Эбби представила, какая жизнь ее ждет — сплошной дворцовый регламент и следование чужим традициям. Она и так уже как мумия в этом покрывале.
Но тут же она представила себе не менее яркую картину — дедушка стрижет газон перед их домом, по старинке, специальными ножницами, бабушка сидит на качелях с книжкой и чашкой чая, а на окнах — знакомые с детства занавески. Она так любила свою семью…
Эбби почувствовала укол вины: она до сих пор ничего не сказала о смерти его брата. Лучше поздно, чем никогда.
— Прими мои соболезнования.
— Соболезнования? — не понял Зейн.
— Твой брат… — неловко напомнила Эбби.
— А…
Он с трудом поднял на кровать сначала одну ногу, потом другую и со стоном облегчения вытянулся. Эбби подошла, чтобы поправить ему подушки, и со сжавшимся сердцем увидела то, что не замечала раньше, отчасти из-за неяркого света хрустальных светильников, отчасти из-за цвета его кожи, — все его прекрасное тело было в желтых разводах сходящих синяков. Его глаза были закрыты, она подумала, что он заснул, и тихонько двинулась к двери.
— Мы были не особенно близки, — сказал Зейн, не открывая глаз.

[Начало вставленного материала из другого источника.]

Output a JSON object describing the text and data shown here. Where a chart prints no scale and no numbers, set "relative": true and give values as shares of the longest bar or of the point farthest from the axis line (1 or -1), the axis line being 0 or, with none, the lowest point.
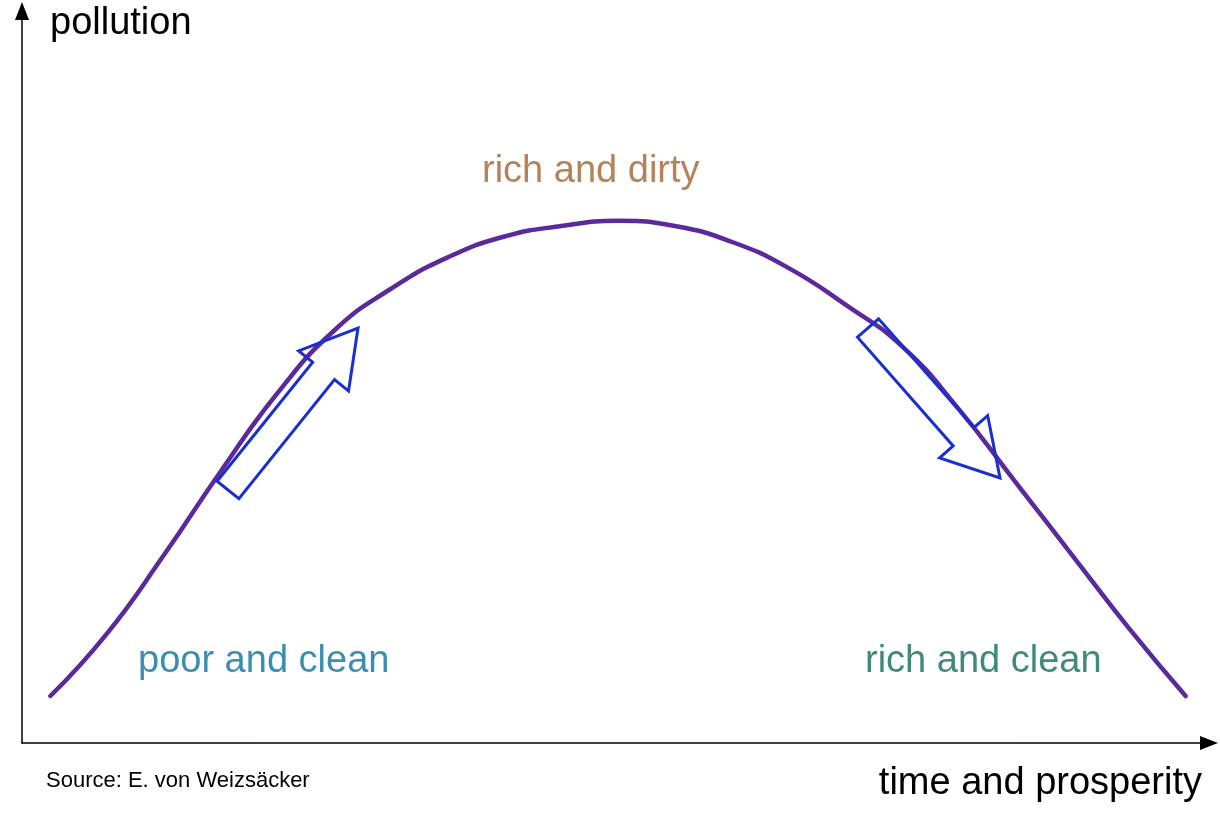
{
  "chart_data": {
    "type": "line",
    "relative": true,
    "ylabel": "pollution",
    "xlabel": "time and prosperity",
    "categories": [
      null,
      null,
      null,
      null,
      null,
      null,
      null,
      null,
      null,
      null,
      null,
      null,
      null,
      null,
      null,
      null,
      null,
      null,
      null,
      null,
      null
    ],
    "series": [
      {
        "color": "#5b2a9a",
        "values": [
          0.09,
          0.21,
          0.36,
          0.52,
          0.67,
          0.79,
          0.87,
          0.93,
          0.97,
          0.99,
          1,
          0.99,
          0.96,
          0.91,
          0.84,
          0.76,
          0.64,
          0.5,
          0.36,
          0.22,
          0.09
        ]
      }
    ],
    "annotations": [
      "rich and dirty",
      "poor and clean",
      "rich and clean",
      "Source: E. von Weizsäcker"
    ],
    "grid": false,
    "marker": "none",
    "line_style": "solid"
  }
}
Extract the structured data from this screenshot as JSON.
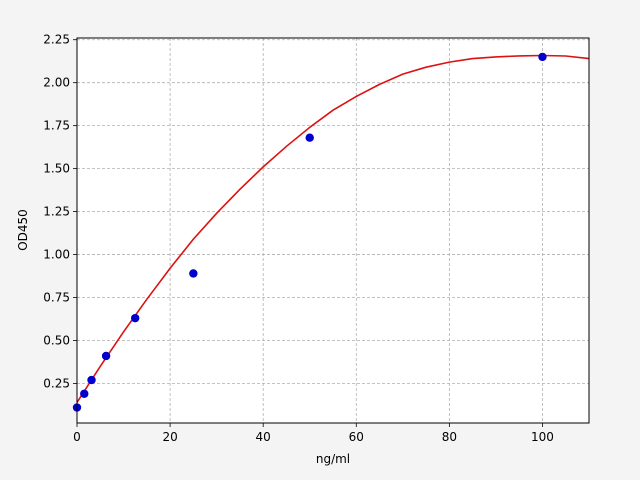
{
  "chart_data": {
    "type": "scatter",
    "xlabel": "ng/ml",
    "ylabel": "OD450",
    "xlim": [
      0,
      110
    ],
    "ylim": [
      0.02,
      2.26
    ],
    "grid": true,
    "xticks": [
      0,
      20,
      40,
      60,
      80,
      100
    ],
    "xtick_labels": [
      "0",
      "20",
      "40",
      "60",
      "80",
      "100"
    ],
    "yticks": [
      0.25,
      0.5,
      0.75,
      1.0,
      1.25,
      1.5,
      1.75,
      2.0,
      2.25
    ],
    "ytick_labels": [
      "0.25",
      "0.50",
      "0.75",
      "1.00",
      "1.25",
      "1.50",
      "1.75",
      "2.00",
      "2.25"
    ],
    "series": [
      {
        "kind": "points",
        "color": "#0000cc",
        "x": [
          0,
          1.56,
          3.12,
          6.25,
          12.5,
          25,
          50,
          100
        ],
        "y": [
          0.11,
          0.19,
          0.27,
          0.41,
          0.63,
          0.89,
          1.68,
          2.15
        ]
      },
      {
        "kind": "fit-curve",
        "color": "#dd1111",
        "x": [
          0,
          5,
          10,
          15,
          20,
          25,
          30,
          35,
          40,
          45,
          50,
          55,
          60,
          65,
          70,
          75,
          80,
          85,
          90,
          95,
          100,
          105,
          110
        ],
        "y": [
          0.14,
          0.35,
          0.55,
          0.74,
          0.92,
          1.09,
          1.24,
          1.38,
          1.51,
          1.63,
          1.74,
          1.84,
          1.92,
          1.99,
          2.05,
          2.09,
          2.12,
          2.14,
          2.15,
          2.156,
          2.158,
          2.155,
          2.14
        ]
      }
    ]
  }
}
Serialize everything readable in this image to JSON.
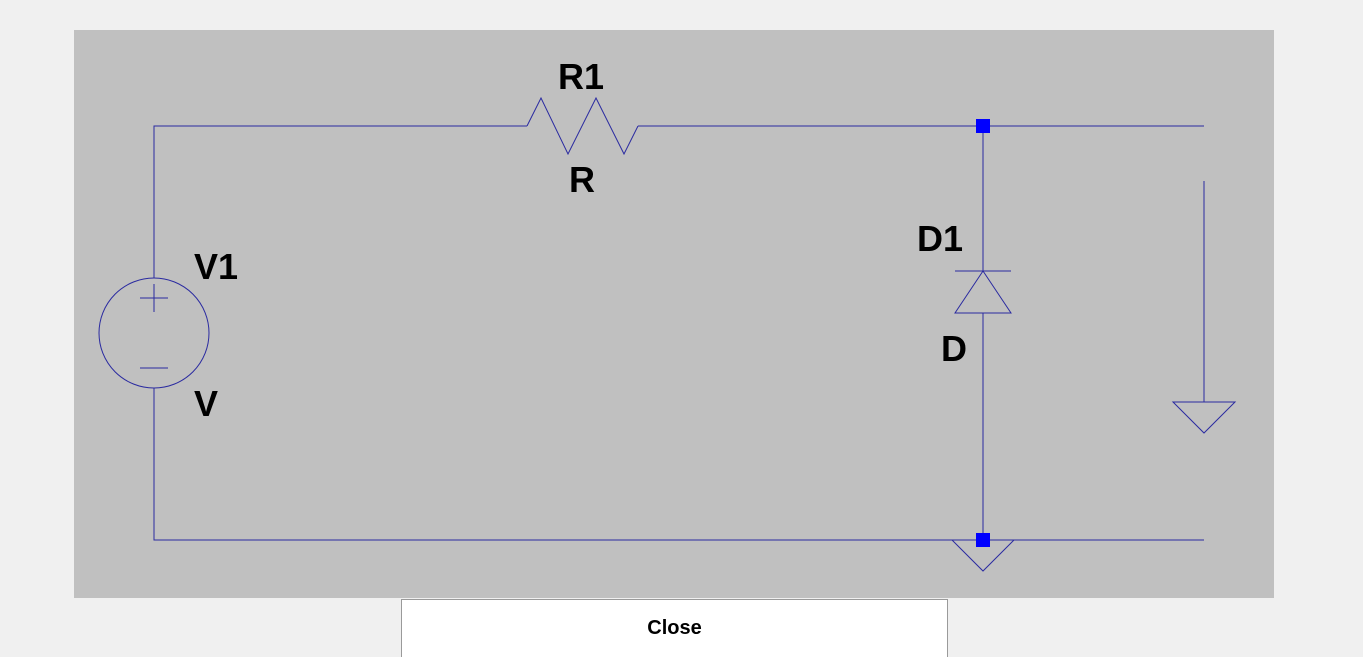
{
  "schematic": {
    "components": {
      "voltage_source": {
        "name": "V1",
        "value": "V"
      },
      "resistor": {
        "name": "R1",
        "value": "R"
      },
      "diode": {
        "name": "D1",
        "value": "D"
      }
    }
  },
  "colors": {
    "panel_background": "#c0c0c0",
    "wire": "#2a2aa0",
    "junction": "#0000ff",
    "label": "#000000"
  },
  "close_label": "Close"
}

— Но он все-таки твой брат.
Она всегда хотела большую семью, хотела тем более страстно, что ее родители рано погибли, и фактически семьи у нее не было, настоящей, когда несколько поколений собирается за одним большим столом.
— Сводный. Так мы договорились?
Эбби ждала, что он откроет глаза и его взгляд подскажет ей, как поступить. Но его веки были плотно сомкнуты.
— Мне надо подумать.
— Хорошо.
Эбби, порадовавшись отсрочке, повернулась к дверям.
— Даю тебе две минуты.
Эбби обернулась и поймала его синий взгляд. Но он снова был непроницаем и не давал ей никакой подсказки.
— Я не готова. Когда я ехала сюда, я вообще не думала об этом браке, я ехала, чтобы исправить случайную ошибку.
— Полтора года. Это все, о чем я прошу.
Он видел, какая мучительная борьба идет у нее внутри. Наконец она покачала головой:
— Я не могу…
Занавески ее детской колыхались на ветру.
— …отказаться.
Она чувствовала себя так, будто ей долго удавалось балансировать на краю обрыва, но теперь она сделала роковой шаг и летела вниз. Она понимала, что поступает правильно, но эта мысль не могла растопить тяжелый холодный ком в ее груди. Она физически ощущала удушье — предчувствие той несвободы, которая отныне скует ее жизнь.
Поспешно срывая с себя шелковое покрывало, она рванулась к окну, но задела какие-то провода, и…
Раздался оглушительный вой аппаратов.
— Извините… Простите… Как это отключить? — бормотала Эбби, которую едва не снесла толпа ворвавшихся в комнату людей в медицинских костюмах.
Эбби прижалась к стене, а Зейн, перекрикивая чудовищный звук, пытался донести до сознания врачей, что, несмотря на сигнал аппаратов, он не умер.